In the concluding portion of her appellate brief, the plaintiff asks this court to assess monetary damages against the defendant for injuries she allegedly sustained as a result of her compliance with the court's orders.3 That request is unpreserved, as she failed to raise any claim before the trial court for damages resulting from any conduct on the part of the defendant. Moreover, the determination of damages involves a question of fact. See, e.g., Bhatia v. Debek, 287 Conn. 397, 419, 948 A.2d 1009 (2008). “[I]t is axiomatic that this appellate body does not engage in fact-finding. Connecticut's appellate courts cannot find facts; that function is, according to our constitution, our statute, and our cases, exclusively assigned to the trial courts.” (Internal quotation marks omitted.) Hogan v. Lagosz, 124 Conn.App. 602, 618, 6 A.3d 112 (2010), cert. denied, 299 Conn. 923, 11 A.3d 151 (2011). Accordingly, as an appellate tribunal, this court cannot decide the claim for damages presented by the plaintiff in this appeal.
The plaintiff's appeal from the judgment ordering her to sell the property is dismissed as moot. The judgment is affirmed in all other respects.
1. As the court noted during the contempt hearing, the plaintiff's financial affidavit estimated the value of the property to be $300,000.
2. The court also found the defendant in contempt of its April 7, 2011 order. As a result, the court ordered the plaintiff to pay the defendant $1000 within thirty days.
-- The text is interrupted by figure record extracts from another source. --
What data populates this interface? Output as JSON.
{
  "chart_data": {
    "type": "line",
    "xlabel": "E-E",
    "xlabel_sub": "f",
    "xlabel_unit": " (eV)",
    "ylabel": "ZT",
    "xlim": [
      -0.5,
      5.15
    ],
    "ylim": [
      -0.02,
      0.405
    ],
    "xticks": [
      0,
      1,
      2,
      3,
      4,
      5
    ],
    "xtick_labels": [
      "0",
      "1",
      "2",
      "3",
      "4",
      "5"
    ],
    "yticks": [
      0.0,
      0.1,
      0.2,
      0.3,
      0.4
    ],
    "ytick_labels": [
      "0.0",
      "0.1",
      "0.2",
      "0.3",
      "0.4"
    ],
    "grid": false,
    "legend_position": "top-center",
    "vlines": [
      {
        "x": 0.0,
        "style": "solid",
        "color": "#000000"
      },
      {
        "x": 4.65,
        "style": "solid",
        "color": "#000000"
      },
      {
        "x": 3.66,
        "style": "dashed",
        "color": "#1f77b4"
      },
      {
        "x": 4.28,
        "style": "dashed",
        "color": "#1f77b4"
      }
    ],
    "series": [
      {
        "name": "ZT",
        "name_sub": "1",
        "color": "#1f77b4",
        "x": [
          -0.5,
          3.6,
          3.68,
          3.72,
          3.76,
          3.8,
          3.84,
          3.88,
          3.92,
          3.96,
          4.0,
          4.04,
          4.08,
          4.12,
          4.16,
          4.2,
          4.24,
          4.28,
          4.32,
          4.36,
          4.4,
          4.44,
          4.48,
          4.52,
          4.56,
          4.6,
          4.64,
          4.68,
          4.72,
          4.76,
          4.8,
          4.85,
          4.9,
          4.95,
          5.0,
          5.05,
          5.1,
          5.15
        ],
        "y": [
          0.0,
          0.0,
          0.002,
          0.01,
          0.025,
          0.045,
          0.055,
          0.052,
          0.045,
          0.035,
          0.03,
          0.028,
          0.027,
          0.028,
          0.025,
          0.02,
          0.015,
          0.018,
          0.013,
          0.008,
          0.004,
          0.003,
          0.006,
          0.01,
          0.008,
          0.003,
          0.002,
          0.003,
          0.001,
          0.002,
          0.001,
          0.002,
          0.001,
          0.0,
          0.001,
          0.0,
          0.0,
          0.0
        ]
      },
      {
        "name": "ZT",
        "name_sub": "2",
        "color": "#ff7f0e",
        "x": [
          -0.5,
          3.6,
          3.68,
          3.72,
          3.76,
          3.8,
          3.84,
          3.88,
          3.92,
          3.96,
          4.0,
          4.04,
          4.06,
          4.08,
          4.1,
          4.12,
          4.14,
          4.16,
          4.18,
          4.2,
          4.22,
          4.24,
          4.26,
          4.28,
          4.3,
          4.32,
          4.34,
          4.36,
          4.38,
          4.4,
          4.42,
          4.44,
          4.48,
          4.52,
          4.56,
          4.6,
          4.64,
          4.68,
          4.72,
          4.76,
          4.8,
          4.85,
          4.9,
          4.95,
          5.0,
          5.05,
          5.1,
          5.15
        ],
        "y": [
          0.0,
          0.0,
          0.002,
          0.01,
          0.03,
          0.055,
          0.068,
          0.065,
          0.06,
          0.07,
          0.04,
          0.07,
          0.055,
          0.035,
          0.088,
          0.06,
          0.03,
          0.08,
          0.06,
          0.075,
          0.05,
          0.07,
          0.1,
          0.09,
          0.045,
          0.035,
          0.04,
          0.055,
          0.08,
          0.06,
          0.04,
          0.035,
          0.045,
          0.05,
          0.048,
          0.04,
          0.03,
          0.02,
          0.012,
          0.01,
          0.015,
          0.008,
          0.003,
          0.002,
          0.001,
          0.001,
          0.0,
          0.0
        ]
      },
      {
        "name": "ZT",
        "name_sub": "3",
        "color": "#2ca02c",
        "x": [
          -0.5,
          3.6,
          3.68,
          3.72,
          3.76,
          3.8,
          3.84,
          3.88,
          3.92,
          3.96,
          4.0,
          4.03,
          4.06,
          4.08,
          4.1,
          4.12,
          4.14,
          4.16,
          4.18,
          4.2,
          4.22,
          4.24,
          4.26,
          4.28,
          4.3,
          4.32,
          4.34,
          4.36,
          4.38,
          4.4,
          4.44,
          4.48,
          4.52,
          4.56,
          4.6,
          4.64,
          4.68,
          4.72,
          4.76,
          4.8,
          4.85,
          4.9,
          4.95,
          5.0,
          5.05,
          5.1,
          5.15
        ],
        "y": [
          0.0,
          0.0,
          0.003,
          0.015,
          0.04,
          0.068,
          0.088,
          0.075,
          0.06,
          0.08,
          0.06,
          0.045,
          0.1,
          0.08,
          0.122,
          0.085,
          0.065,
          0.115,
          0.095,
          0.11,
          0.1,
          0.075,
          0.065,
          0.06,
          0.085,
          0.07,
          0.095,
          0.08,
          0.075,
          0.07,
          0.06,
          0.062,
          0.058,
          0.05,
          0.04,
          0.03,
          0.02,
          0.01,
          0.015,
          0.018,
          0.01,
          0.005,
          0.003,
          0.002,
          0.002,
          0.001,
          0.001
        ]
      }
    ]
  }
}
Although the plaintiff amended her original appeal before this court to challenge the propriety of that judgment, she has neither included such a claim in her statement of issues nor briefed that claim in any manner. We thus deem it abandoned. See Caruso v. Bridgeport, 285 Conn. 618, 624 n. 5, 941 A.2d 266 (2008).
3. The plaintiff asks this court to find that she suffered, inter alia, $27,200 in damages “for the loss of income” due to her sale of the property, $50,000 in damages “for the emotional toll this has had on her health” and $200,000 for what she characterizes as lost “retirement money.”